Rhiannon Brace Dance Baby

Simone Mousset Their Past


For Rhiannon Brace, motherhood was the necessity for invention. Her pregnancy leading to the birth of two “babies”; with son, Dylan, being followed by this autobiographical account of the early experiences of a self-confessed ‘clueless mother’! Her choreographic journey is unsurprisingly intimate, occasionally enigmatic but mostly, it is a literal and sentimental account of the emotional fluctuations of becoming a mother. Who would have thought that the sight of five mums disco-dancing to Tina CharlesI Love to Love, partnered by their offspring cradled in body-hugging harnesses, could be so effective? For sure, Brace must have broken all records for the youngest cast members at Resolution! Using three women of different ages as her main dancers was another quietly effective allusion to the generation game. It isn’t especially challenging but Brace sticks to her theme with an engaging tenacity (and a sizeable dollop of cuteness).

Brace’s Baby was preceded by another work conceived (and performed) by an experienced dance practitioner and, again, the value of that maturity was clear to see in another inventive, purposeful capsule of comedic dance theatre. Justine Reeve’s target was the CPD seminar/conference circuit complete with PowerPoint presentation, roll-top stands and all the jargon (neatly truncated into the absurd title Outstanding and tactics). Reeve’s entertaining solo was incisive lampooning, liberally punctuated by physical and oral humour (although some of her softly-spoken text was inaudible to me).

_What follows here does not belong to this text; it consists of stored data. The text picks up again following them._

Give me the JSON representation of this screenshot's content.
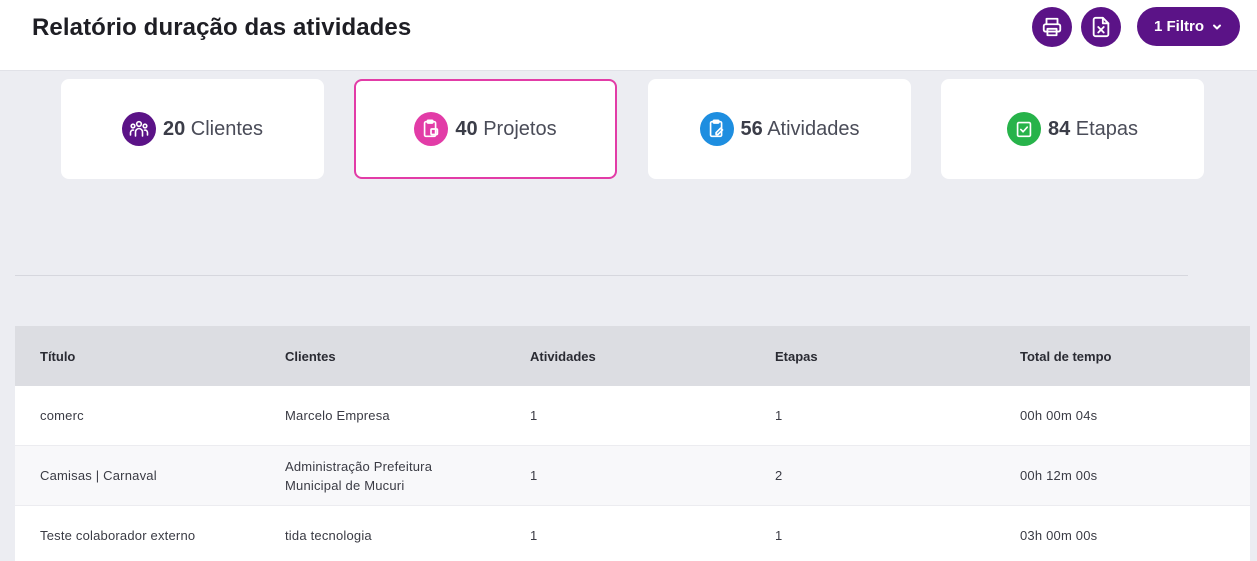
{
  "header": {
    "title": "Relatório duração das atividades",
    "print_icon": "printer-icon",
    "excel_icon": "excel-file-icon",
    "filter_label": "1 Filtro"
  },
  "colors": {
    "brand": "#5b1387",
    "clientes": "#5b1387",
    "projetos": "#e23ca7",
    "atividades": "#1e8ee0",
    "etapas": "#27b34a"
  },
  "cards": [
    {
      "count": "20",
      "label": "Clientes",
      "icon": "users-group-icon"
    },
    {
      "count": "40",
      "label": "Projetos",
      "icon": "clipboard-icon"
    },
    {
      "count": "56",
      "label": "Atividades",
      "icon": "clipboard-edit-icon"
    },
    {
      "count": "84",
      "label": "Etapas",
      "icon": "check-square-icon"
    }
  ],
  "table": {
    "columns": [
      "Título",
      "Clientes",
      "Atividades",
      "Etapas",
      "Total de tempo"
    ],
    "rows": [
      {
        "titulo": "comerc",
        "cliente": "Marcelo Empresa",
        "atividades": "1",
        "etapas": "1",
        "total": "00h 00m 04s"
      },
      {
        "titulo": "Camisas | Carnaval",
        "cliente": "Administração Prefeitura Municipal de Mucuri",
        "atividades": "1",
        "etapas": "2",
        "total": "00h 12m 00s"
      },
      {
        "titulo": "Teste colaborador externo",
        "cliente": "tida tecnologia",
        "atividades": "1",
        "etapas": "1",
        "total": "03h 00m 00s"
      }
    ]
  }
}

The evening’s pure dance was left to Simone Mousset’s travelogue of whimsical choreography inspired by living and working in Russia, Ukraine and the Lebanon. Long periods of silence were interspersed with the paradoxical music of Yuri Khanon, well-matched by Mousset’s inverted choreography. Two of the three performers wore voluminous red skirts over baggy white trousers, evocative costumes that were regularly whirled in the style of the Dervishes. This free-flowing dance was a refreshing contrast to the earlier works although it was a struggle to remain consistently absorbed.

Graham Watts

Justine Reeve offers a platter of well observed digs at the world of dance teaching in this witty and charming affair. A self-described spoof of professional training seminars, the piece brings the laughs with wry commentary (“I haven’t had any carbs for fifteen years...”) alongside bursts of eclectic choreography. Reeve’s solo performance is excellent, as both comedienne and dancer; enhanced by an accompanying soundtrack and mock poster. Even for those who have ever taught, or been taught, in a dance class, Outstanding and tactics delivers a fun, albeit accurate, parody of dance teaching.

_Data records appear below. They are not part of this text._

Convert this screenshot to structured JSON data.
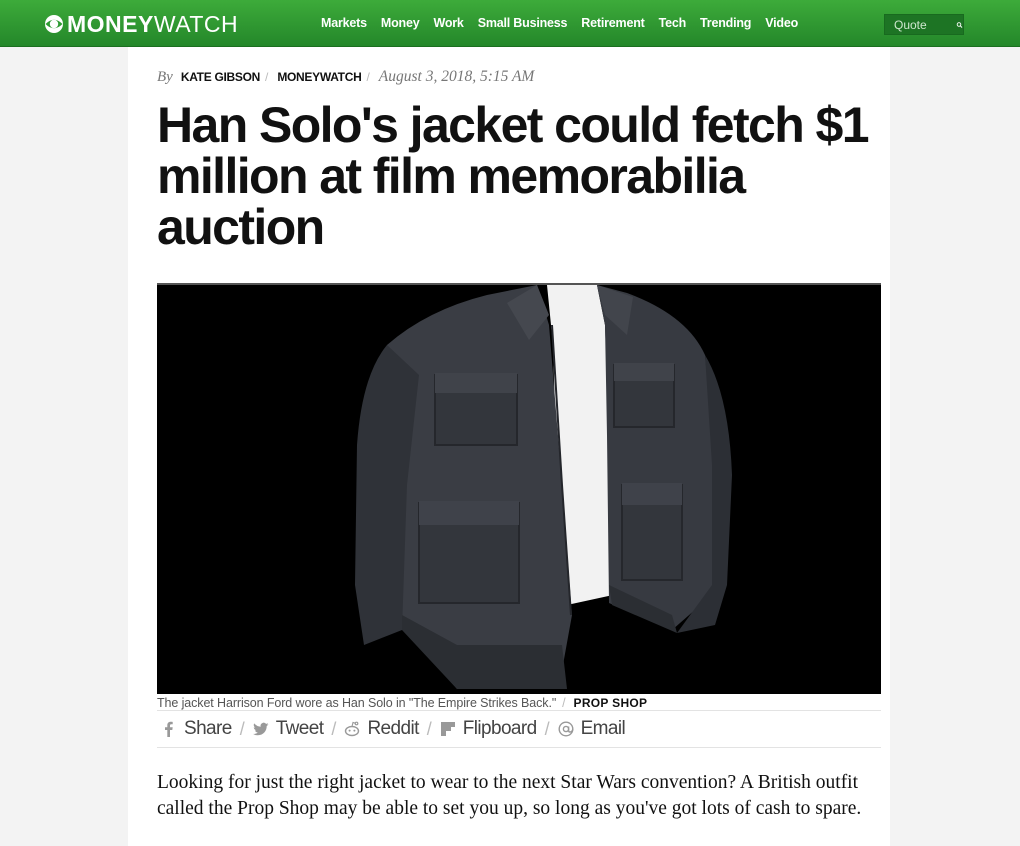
{
  "brand": {
    "logo_bold": "MONEY",
    "logo_light": "WATCH"
  },
  "nav": {
    "items": [
      "Markets",
      "Money",
      "Work",
      "Small Business",
      "Retirement",
      "Tech",
      "Trending",
      "Video"
    ],
    "quote_placeholder": "Quote"
  },
  "article": {
    "byline_prefix": "By",
    "author": "KATE GIBSON",
    "source": "MONEYWATCH",
    "date": "August 3, 2018, 5:15 AM",
    "headline": "Han Solo's jacket could fetch $1 million at film memorabilia auction",
    "caption": "The jacket Harrison Ford wore as Han Solo in \"The Empire Strikes Back.\"",
    "photo_credit": "PROP SHOP",
    "lede": "Looking for just the right jacket to wear to the next Star Wars convention? A British outfit called the Prop Shop may be able to set you up, so long as you've got lots of cash to spare."
  },
  "share": {
    "share": "Share",
    "tweet": "Tweet",
    "reddit": "Reddit",
    "flipboard": "Flipboard",
    "email": "Email"
  },
  "colors": {
    "nav_green": "#2e9b33",
    "quote_box": "#1d7424"
  }
}
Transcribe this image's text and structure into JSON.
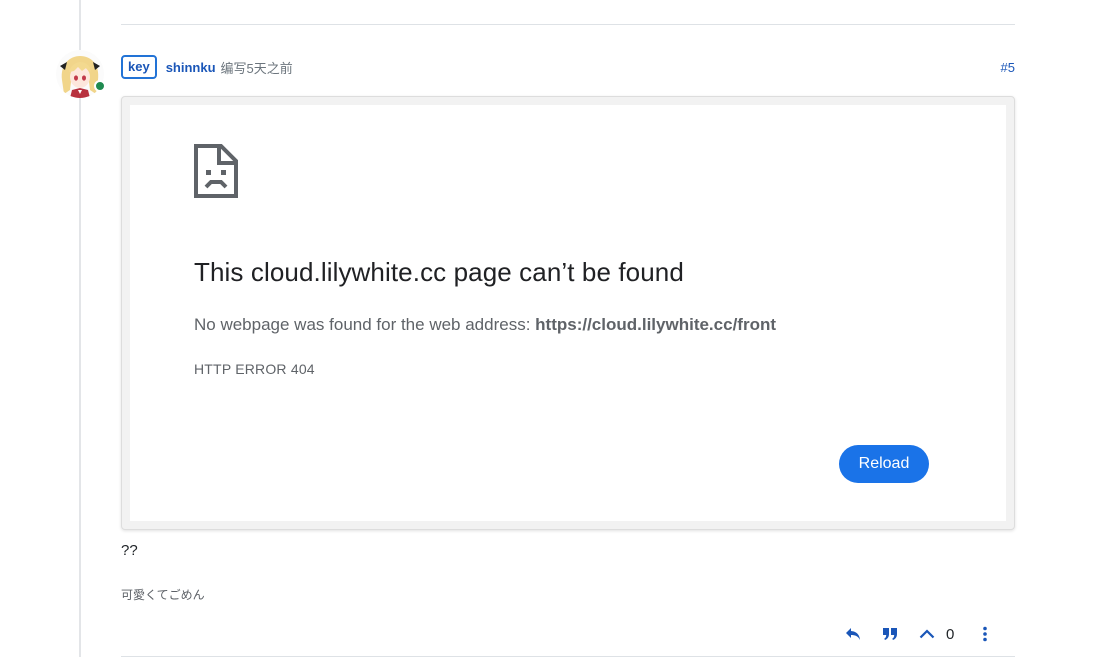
{
  "post": {
    "group_badge": "key",
    "username": "shinnku",
    "timestamp": "编写5天之前",
    "index": "#5",
    "text": "??",
    "signature": "可愛くてごめん",
    "vote_count": "0",
    "online_status_color": "#1f8a50"
  },
  "embedded_screenshot": {
    "icon": "sad-document-icon",
    "title": "This cloud.lilywhite.cc page can’t be found",
    "description_prefix": "No webpage was found for the web address: ",
    "description_url": "https://cloud.lilywhite.cc/front",
    "error_code": "HTTP ERROR 404",
    "reload_label": "Reload",
    "reload_color": "#1a73e8"
  },
  "actions": [
    {
      "icon": "reply-icon"
    },
    {
      "icon": "quote-icon"
    },
    {
      "icon": "upvote-chevron-icon"
    },
    {
      "icon": "more-vertical-icon"
    }
  ],
  "colors": {
    "accent": "#1a56b8",
    "divider": "#dee2e6"
  }
}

The finale of Rhiannon Brace Dance’s piece Baby certainly lives up to it’s name. Throughout the work, Brace presents the varied emotions a mother is faced with during, and after pregnancy – although the choreography appears more pleasant than punchy. The real joy of Baby lies in the variety of performers: culminating with five mothers and their titular infants performing exuberant, if not quite classical, pas de deux onstage. Certainly unlike any other piece I’ve seen (as is the beauty of Resolution), Brace has created a piece that connects performers from a variety of ages and experiences to an equally diverse audience.

Closing the evening is Their Past, a work based around the interaction of folk and contemporary dance. Opening with Yuri Khanon’s arresting Middle Symphony, the dancers slowly begin to explore their own bodies and the space with delicate and articulate arm movements. Mousset develops this into a sophisticated trio, where the performers constantly shift and weave through the stage, as if caught up in some rotating mechanism. However, the material risks becoming too concerned with aesthetics instead of expressing the piece’s themes. On the other hand, the hypnotic sight of dancers twirling like whirling dervishes is a real treat.